Here’s a look at what else is happening at the French Open on Sunday:
There are two other men from France in action: No. 12 Gilles Simon faces No. 8 Stan Wawrinka of Switzerland, and No. 14 Jo-Wilfried Tsonga plays No. 4 Tomas Berdych. Since 1968, there never have been more than two players from the host country in the men’s quarterfinals at the French Open.
At No. 74, Russia’s Teymuraz Gabashvili is trying to become lowest-ranked quarterfinalist in Paris since Ernests Gulbis was 80th in 2008. Gabashvili plays fifth-seeded Kei Nishikori, whose third-round opponent withdrew because of an injury. Nishikori can become the first Japanese man in the final eight at the tournament since 1933, when Jiro Satoh got to the semifinals for the second time.

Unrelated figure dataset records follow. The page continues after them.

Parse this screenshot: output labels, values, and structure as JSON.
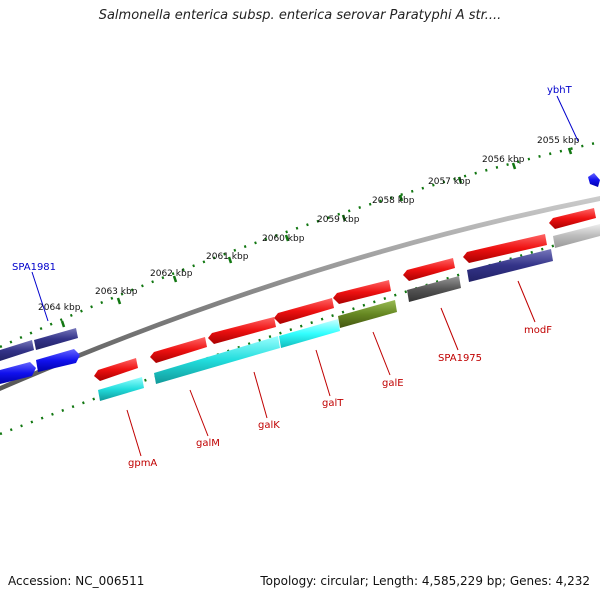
{
  "title": "Salmonella enterica subsp. enterica serovar Paratyphi A str....",
  "footer": {
    "accession": "Accession: NC_006511",
    "topology": "Topology: circular; Length: 4,585,229 bp; Genes: 4,232"
  },
  "kbp_ticks": [
    "2055 kbp",
    "2056 kbp",
    "2057 kbp",
    "2058 kbp",
    "2059 kbp",
    "2060 kbp",
    "2061 kbp",
    "2062 kbp",
    "2063 kbp",
    "2064 kbp"
  ],
  "gene_labels": {
    "ybhT": "ybhT",
    "SPA1981": "SPA1981",
    "gpmA": "gpmA",
    "galM": "galM",
    "galK": "galK",
    "galT": "galT",
    "galE": "galE",
    "SPA1975": "SPA1975",
    "modF": "modF"
  },
  "colors": {
    "forward_cds": "#ee1111",
    "reverse_cds": "#1111ee",
    "cyan_feature": "#22cccc",
    "olive_feature": "#668822",
    "gray_feature": "#666666",
    "navy_feature": "#333388",
    "backbone": "#888888",
    "tick_green": "#117711"
  }
}
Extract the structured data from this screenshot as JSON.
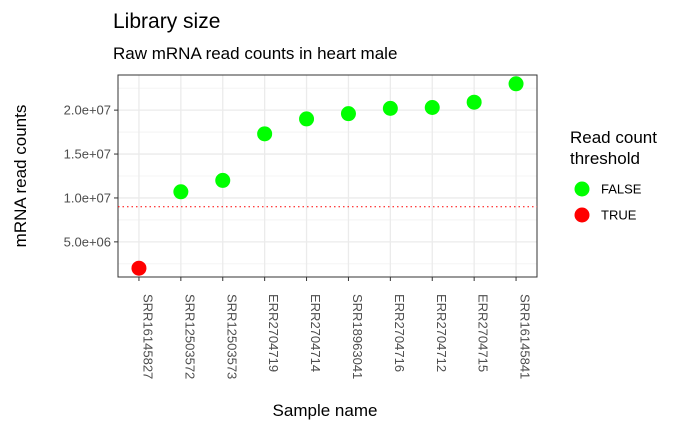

Defending champion Maria Sharapova will take on 13th-seeded Lucie Safarova, a left-hander, on Court Suzanne Lenglen. The second-seeded Sharapova has yet to drop a set and only has lost 17 games through three matches, but she can’t seem to shake a cough that’s been bothering her during play. “I have never felt like that on the court playing a Grand Slam, so this is kind of new,” Sharapova said. “I’m just trying to do the best that I can with the circumstances.”
CLOSE TO THE QUARTERS
The other women’s matches to determine quarterfinalists will be 2008 champion Ana Ivanovic vs. No. 9 Ekaterina Makarova, No. 19 Elina Svitolina vs. No. 29 Alize Cornet, and No. 21 Garbine Muguruza vs. No. 28 Flavia Pennetta.